In an appeal from a modification of alimony, every reasonable presumption will be made in favor of the correctness of the trial court's exercise of discretion. E.g., McGuinness v. McGuinness, supra, 13. Because of the trial court's advantageous position to assess the credibility factors significant to its determination, its decision will not be disturbed unless it acted illegally or unreasonably. E.g., Moore v. Moore, 187 Conn. 589, 447 A.2d 733 (1982); Tutalo v. Tutalo, 187 Conn. 249, 251-52, 445 A.2d 598 (1982). This case does not present one of those exceedingly rare situations in which we find an abuse of discretion.

There is no error.

NOTES

[1] The decree also (1) divided the proceeds of a joint savings account as follows: $16,265 to the plaintiff, $4000 to the defendant; (2) required the defendant to set up a trust funded by life insurance for the children's benefit until the youngest reached age 18; and (3) required the defendant to pay the plaintiff's miscellaneous bills and attorney's fees totaling $2570.

[2] As additional grounds for modification the motion states that the plaintiff expected to lose her job. This expected event never occurred, and was not an issue at the 1981 hearing.

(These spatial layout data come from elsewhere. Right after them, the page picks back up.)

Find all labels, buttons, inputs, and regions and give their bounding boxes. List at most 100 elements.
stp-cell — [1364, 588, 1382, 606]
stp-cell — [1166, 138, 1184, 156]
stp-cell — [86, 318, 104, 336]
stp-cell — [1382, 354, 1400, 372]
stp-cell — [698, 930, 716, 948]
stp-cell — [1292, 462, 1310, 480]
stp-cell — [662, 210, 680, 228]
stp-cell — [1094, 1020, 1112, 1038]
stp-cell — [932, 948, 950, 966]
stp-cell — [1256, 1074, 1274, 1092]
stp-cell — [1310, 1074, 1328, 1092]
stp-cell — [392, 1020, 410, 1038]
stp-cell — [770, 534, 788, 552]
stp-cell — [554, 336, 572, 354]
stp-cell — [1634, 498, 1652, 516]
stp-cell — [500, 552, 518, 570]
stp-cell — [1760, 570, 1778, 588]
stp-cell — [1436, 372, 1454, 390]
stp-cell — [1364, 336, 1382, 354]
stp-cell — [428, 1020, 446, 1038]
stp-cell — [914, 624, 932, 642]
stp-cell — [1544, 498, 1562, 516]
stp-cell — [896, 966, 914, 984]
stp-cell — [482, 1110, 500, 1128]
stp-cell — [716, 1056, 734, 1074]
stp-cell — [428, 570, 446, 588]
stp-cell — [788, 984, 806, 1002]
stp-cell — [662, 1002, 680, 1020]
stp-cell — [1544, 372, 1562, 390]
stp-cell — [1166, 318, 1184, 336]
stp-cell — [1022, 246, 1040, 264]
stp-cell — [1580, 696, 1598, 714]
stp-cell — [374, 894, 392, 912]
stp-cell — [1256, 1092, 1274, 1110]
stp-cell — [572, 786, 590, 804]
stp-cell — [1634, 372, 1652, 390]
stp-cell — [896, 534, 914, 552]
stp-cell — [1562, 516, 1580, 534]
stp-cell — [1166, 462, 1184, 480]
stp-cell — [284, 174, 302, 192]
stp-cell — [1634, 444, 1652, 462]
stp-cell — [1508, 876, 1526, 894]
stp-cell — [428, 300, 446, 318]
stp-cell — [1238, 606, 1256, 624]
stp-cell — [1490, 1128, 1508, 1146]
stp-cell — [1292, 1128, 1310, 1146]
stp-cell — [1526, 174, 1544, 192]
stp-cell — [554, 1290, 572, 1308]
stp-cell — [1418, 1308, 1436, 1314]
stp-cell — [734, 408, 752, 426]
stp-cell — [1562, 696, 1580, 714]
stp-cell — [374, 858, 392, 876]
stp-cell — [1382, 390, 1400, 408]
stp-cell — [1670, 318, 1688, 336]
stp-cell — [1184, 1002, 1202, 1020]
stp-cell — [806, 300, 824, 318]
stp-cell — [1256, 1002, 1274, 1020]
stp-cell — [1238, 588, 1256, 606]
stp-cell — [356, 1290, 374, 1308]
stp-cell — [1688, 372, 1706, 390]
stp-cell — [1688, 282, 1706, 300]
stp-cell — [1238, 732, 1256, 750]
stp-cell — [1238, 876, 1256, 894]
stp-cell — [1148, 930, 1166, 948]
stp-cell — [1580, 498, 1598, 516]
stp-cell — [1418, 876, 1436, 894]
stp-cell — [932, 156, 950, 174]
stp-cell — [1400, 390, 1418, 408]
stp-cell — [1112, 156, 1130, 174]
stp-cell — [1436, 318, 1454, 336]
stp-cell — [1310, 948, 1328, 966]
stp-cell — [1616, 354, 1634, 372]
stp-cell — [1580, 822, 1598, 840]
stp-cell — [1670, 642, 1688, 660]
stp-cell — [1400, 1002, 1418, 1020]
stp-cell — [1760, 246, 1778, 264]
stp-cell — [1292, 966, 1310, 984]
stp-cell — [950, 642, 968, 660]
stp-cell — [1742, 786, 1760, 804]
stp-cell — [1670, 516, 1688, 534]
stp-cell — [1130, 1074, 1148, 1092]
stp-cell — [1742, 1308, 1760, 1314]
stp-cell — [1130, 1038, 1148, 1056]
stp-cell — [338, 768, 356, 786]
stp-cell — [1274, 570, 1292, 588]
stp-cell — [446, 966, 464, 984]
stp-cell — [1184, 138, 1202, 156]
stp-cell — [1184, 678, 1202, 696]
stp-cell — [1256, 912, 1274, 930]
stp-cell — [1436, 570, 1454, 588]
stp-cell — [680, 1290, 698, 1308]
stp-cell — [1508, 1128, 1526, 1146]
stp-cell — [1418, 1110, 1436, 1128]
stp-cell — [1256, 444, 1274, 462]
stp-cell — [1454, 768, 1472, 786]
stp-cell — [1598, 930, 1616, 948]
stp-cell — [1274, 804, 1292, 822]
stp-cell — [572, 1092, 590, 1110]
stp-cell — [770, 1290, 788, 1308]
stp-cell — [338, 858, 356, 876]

[3] Not included in the defendant's weekly income in his 1981 financial affidavit is the value of interest and dividends received from certain investments, in which the defendant claimed a one-half interest, totaling $19,375. Employing an 8 percent interest rate, the plaintiff calculates the defendant's weekly income from this property to be $40.25. The trial court found that the defendant "had additional income of an undetermined amount paid into a stock management fund used for investment by defendant and his second wife."

[4] In computing his total assets in 1981, the defendant took only a one-half interest in all property; the other half was allegedly owned by his second wife. Under this formula, the defendant claimed his net equity as $61,350. Nevertheless, the defendant included 100 percent of all household expenses to calculate his weekly expenses, as well as 100 percent of the joint liabilities to calculate his total liability. The trial court noted this discrepancy and hence found the defendant's assets to be between $61,350 and $122,700, "depending on the value placed on the claimed equitable interest of his second wife" and his net worth, after deducting total liabilities, to be between $42,225 and $103,585.

[5] The plaintiff claims that this court rejected the present trial court's interpretation of the abatement provision in Cummock v. Cummock, 180 Conn. 218, 429 A.2d 474 (1980). The plaintiff's assertion is without merit. This court does not find facts and we expressly did not attach any particular significance to the disputed language as a matter of law. To the contrary, we noted in Cummock that the trial court did not rely upon that provision and we remanded for a determination of that factual issue.

[6] The trial court also denied the plaintiff's motion for counsel fees and the defendant's motion for support. Neither party has sought this court's review of those actions.

[7] The plaintiff also claims error in the court's subordinate finding that the burden of inflation has a more adverse effect on the defendant than on the plaintiff. This finding is reasonable and not clearly erroneous and, in any event, did not appear to have altered the court's finding that the defendant's ability to pay alimony had substantially increased despite inflation.

Finally, the plaintiff claims error in the trial court's denial of her motion to compel refiling of the defendant's financial affidavits, which alleged that the defendant had failed to include interest and dividend income, and had failed to represent accurately the financial circumstances of his present household. Although the court denied the plaintiff's motion, it did note the omissions and possible discrepancies in the defendant's affidavit in its memorandum of decision and considered the conflicting scenarios presented by the defendant and the plaintiff. Accordingly, the trial court did not abuse its discretion in denying the motion.